The Rev. Mel White spins 32,000 miles around the globe after Obama’s election and The Amazing Racer says traveling is now safer for Americans
"How are things in Dallas? I’m curious about the Cathedral of Hope," Mel White asks.
Did the former dean of COH hear that three parishioners had their memberships revoked for being too critical?
"Oh, really? No, I hadn’t heard," White laughs. "Well, I got fired for the same reason — for being critical of the cathedral."
Since a CBS publicist patched our call, White suggests we shift the topic to "The Amazing Race," the around-the-world reality show that Mel and his son Mike White were eliminated from last week.
After seven legs — five continents and 15 countries in 30 days — the gay father-son team picked an inept cab driver in Phuket, Thailand, and came in last. Although the game is over, Mel feels like a winner.
"I’m glad we had the chance to show that gays are pretty good parents, and that gay kids can come out pretty well, too. We ended up representing the community that I love," he says.
Mel is the president of the LGBT activist group SoulForce, and Mike is an out director-screenwriter ("School of Rock" and "Year of the Dog"). However, this wasn’t a celebrity season of "Amazing Race." Mel says Mike is an avid fan of the show and sent in an audition tape. Producers wanted Mike on season 13, but his travel partner, filmmaker Jon Kasdan, couldn’t make the commitment. So producers suggested Mike’s dad.
"I hadn’t watched the show and didn’t understand how many people watch it. I went on to be with my son. And now, Time, Newsweek and People magazines are writing about us, which was really unexpected. Plus, I’m getting letters from all over the world," Mel says.
Any hate mail?
"Oh, I get that all the time. But not from this," he says. "I guess everybody saw us having a good time. We didn’t fight. We enjoyed each other. I learned how much I loved my son, and how funny he is to be with. It was amazing to have 35 quality days with him."

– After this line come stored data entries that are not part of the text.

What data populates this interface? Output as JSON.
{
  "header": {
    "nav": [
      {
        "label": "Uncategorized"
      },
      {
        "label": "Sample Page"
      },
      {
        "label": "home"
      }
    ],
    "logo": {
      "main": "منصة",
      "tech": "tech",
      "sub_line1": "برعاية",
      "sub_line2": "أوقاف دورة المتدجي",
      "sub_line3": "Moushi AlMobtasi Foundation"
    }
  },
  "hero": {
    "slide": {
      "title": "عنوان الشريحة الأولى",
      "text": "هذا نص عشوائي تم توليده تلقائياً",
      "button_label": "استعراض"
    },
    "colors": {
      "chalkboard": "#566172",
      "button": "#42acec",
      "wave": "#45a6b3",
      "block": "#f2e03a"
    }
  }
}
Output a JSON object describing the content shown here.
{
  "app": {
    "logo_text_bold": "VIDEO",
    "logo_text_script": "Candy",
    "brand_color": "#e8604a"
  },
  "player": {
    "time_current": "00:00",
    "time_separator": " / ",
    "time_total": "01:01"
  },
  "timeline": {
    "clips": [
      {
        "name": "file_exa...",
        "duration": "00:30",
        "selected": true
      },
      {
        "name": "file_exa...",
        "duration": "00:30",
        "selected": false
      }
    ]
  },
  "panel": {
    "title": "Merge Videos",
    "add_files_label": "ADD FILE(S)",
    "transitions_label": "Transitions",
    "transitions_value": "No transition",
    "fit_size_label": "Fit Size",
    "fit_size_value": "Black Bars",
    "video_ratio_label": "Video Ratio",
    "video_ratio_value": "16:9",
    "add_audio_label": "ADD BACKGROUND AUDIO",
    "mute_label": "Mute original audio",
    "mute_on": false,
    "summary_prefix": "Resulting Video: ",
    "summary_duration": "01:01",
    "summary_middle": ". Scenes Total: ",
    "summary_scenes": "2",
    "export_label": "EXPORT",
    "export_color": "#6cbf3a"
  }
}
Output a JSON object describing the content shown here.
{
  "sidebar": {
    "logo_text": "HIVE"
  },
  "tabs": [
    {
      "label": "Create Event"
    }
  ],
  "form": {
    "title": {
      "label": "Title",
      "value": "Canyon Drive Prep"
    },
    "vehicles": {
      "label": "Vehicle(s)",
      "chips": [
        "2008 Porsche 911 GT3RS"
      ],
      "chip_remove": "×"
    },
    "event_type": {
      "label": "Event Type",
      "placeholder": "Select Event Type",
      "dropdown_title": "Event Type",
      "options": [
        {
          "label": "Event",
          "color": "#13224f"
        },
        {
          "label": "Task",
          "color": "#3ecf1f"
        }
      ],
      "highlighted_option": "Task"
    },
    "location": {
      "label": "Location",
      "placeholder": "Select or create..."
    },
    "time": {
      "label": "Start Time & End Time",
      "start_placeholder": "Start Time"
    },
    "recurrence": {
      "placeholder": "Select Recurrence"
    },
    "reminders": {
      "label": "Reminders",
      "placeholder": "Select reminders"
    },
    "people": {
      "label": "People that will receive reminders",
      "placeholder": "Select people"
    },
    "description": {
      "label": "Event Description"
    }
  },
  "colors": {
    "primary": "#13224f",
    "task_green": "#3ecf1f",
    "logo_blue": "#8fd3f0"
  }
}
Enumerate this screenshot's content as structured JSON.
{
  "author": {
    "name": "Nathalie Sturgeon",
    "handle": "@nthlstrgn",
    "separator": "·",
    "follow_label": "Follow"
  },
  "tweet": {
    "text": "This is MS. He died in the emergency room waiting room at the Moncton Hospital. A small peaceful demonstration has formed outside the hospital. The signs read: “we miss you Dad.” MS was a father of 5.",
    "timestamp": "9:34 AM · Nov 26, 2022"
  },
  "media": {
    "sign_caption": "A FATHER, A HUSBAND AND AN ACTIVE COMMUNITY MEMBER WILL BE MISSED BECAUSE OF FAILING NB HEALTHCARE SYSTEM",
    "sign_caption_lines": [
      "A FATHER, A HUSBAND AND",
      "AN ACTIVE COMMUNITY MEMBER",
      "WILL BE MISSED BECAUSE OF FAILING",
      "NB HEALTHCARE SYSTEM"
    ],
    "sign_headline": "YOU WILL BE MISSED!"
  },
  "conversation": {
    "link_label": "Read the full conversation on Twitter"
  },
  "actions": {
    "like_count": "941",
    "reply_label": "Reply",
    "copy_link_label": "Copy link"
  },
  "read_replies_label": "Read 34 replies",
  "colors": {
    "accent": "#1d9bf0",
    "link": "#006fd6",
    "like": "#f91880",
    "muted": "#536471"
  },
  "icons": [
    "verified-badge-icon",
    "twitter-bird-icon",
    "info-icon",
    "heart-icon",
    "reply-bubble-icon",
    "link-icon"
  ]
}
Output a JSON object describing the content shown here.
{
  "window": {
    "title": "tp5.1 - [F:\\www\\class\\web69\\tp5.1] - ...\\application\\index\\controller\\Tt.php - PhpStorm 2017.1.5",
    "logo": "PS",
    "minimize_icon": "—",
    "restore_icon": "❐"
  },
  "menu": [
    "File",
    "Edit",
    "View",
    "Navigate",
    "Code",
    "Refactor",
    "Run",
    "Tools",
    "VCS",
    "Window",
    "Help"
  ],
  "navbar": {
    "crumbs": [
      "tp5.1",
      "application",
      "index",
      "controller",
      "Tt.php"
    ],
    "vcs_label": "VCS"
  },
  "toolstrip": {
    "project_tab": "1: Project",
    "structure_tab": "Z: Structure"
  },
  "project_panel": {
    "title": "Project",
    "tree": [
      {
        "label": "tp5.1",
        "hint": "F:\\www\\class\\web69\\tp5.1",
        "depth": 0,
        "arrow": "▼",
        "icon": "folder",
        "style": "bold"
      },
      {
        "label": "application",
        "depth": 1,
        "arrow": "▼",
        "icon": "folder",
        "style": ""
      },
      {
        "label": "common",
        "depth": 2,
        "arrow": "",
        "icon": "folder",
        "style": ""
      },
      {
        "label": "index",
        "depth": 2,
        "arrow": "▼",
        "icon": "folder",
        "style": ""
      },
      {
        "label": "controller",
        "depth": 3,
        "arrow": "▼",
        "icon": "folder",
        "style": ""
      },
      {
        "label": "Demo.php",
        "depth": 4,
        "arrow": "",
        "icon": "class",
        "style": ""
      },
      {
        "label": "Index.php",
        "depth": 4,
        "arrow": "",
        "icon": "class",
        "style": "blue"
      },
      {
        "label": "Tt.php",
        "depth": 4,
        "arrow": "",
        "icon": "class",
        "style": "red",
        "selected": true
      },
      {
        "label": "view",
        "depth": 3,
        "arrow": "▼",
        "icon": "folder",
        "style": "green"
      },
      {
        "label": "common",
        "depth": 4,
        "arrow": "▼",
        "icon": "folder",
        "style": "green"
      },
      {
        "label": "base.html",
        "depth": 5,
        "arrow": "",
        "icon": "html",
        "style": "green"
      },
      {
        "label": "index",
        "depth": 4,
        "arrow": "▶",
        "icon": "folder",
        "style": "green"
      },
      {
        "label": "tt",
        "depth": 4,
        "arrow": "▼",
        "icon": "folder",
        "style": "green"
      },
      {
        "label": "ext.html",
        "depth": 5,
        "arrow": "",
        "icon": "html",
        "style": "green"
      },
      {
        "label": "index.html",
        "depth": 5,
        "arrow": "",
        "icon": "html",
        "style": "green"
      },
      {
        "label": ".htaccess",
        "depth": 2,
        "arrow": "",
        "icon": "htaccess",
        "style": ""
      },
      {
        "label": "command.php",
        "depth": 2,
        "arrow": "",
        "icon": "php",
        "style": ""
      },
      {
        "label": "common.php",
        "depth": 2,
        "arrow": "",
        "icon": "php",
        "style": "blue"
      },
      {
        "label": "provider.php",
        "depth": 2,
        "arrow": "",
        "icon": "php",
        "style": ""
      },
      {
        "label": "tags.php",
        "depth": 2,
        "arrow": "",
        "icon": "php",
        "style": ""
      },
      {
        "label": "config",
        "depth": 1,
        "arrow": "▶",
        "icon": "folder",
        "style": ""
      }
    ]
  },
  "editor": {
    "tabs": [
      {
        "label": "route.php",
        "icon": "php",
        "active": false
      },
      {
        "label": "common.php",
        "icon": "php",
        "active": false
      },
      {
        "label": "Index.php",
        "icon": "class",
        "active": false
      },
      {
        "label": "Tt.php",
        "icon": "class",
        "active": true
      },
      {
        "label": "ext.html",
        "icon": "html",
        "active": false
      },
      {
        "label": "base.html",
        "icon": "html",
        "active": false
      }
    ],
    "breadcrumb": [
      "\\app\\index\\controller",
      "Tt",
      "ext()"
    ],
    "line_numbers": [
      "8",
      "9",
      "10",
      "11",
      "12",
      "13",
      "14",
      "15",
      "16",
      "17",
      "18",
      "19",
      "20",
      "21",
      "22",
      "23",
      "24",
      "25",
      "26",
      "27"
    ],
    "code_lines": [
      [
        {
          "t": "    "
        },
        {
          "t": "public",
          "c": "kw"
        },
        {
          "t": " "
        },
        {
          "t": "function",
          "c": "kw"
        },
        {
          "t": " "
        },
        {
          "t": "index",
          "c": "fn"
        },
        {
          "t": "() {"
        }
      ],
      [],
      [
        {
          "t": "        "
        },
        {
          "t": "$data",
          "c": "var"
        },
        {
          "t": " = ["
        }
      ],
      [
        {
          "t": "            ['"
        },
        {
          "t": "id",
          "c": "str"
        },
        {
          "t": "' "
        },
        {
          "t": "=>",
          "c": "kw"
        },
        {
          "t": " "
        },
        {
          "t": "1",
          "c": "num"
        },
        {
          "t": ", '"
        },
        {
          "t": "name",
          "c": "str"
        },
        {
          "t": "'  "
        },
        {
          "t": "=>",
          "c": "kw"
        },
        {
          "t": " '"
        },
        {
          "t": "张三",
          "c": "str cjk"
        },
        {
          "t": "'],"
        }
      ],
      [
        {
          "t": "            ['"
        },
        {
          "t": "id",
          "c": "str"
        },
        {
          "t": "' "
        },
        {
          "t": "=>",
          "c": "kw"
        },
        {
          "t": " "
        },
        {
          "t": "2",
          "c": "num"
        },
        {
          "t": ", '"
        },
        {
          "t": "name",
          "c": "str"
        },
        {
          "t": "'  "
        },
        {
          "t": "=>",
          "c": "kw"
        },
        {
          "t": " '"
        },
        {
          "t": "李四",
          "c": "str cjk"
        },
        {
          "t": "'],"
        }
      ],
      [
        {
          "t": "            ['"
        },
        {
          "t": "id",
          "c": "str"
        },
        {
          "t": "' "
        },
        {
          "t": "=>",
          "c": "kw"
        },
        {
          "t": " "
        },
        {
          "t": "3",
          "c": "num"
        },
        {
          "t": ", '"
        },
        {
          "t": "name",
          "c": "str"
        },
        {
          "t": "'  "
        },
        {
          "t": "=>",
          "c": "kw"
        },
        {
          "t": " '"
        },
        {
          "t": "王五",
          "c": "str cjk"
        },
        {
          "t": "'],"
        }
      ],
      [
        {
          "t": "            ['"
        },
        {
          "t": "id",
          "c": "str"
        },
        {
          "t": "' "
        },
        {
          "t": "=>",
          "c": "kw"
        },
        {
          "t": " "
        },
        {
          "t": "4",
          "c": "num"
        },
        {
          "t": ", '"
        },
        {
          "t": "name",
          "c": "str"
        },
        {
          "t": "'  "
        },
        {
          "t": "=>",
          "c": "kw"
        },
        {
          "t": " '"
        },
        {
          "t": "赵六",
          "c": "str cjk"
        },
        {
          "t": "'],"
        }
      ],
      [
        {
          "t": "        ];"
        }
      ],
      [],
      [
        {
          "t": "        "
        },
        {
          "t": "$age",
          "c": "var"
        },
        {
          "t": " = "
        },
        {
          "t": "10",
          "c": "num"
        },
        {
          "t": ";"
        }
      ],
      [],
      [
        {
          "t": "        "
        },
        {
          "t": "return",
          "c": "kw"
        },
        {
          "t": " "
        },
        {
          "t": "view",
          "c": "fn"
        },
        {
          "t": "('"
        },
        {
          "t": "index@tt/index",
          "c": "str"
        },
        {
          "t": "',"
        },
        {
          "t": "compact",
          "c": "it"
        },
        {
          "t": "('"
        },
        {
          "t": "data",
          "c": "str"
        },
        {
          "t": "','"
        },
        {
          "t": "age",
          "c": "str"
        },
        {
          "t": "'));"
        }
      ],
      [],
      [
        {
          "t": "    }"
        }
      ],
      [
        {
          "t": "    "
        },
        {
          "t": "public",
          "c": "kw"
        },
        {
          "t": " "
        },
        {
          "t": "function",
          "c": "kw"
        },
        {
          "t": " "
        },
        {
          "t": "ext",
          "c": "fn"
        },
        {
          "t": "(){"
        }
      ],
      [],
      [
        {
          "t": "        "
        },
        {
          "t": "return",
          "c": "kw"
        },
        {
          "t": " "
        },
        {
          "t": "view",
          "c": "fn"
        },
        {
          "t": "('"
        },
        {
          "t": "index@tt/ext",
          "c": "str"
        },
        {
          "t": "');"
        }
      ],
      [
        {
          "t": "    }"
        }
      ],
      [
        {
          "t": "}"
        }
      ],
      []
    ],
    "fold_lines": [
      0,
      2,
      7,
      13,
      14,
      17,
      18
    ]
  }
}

Mel’s finest moment in the race was parachuting down the Bavarain Alps. Nursing a pulled groin muscle, Mel could either descend the mountain via parachute or by foot. But Mel’s injury meant air sailing. However, the wind was too gusty, and all the other competitors starting downhill jogging.
"I thought I had ruined it for Mike — and on the second leg. I thought, ‘Oh dear. This wind isn’t going to change.’ The producers already started interviewing Mike about how losing felt because of your dad’s bad decision," Mel remembers.
Mel stood at the mountaintop overcome with anxiety. But he wouldn’t allow himself to ask for God’s help.
"The producers asked, ‘Are you praying for the wind change?’ I said, ‘No. God has other things to do.’" Mel says.
Instead, Mel thanked God for the beautiful scenery. And then the wind changed. So the 68-year-old floated across the German landscape and touched the ground as if angels carried him.
"That ebullient, exciting feeling … It was overwhelming," Mel says.
Amazing Racers have to be skilled globetrotters, which means no checked baggage. Everything — preparing for the tropics to the arctic — had to fit into one carryon: a pair of pants, two pairs of underwear, two pairs of socks, couple of T-shirts, a sweater and a jacket. Mel says the backpacking was easy. What surprised him about international travel was how Americans are now perceived.
"The Amazing Race helped me notice how small the world is. Everybody we met is just like us. Instead of fighting them, we could be loving them," Mel says. "During the Bush administration, it wasn’t safe to travel. We arrived back home on Thanksgiving Day. While we were on the race, Obama was elected. And suddenly, Americans were being cheered again.
"Everywhere we went, people held up the victory sign. There was almost universal relief that Bush was gone and that we elected a man who had hope for the future."
This article appeared in the Dallas Voice print edition April 3, 2009.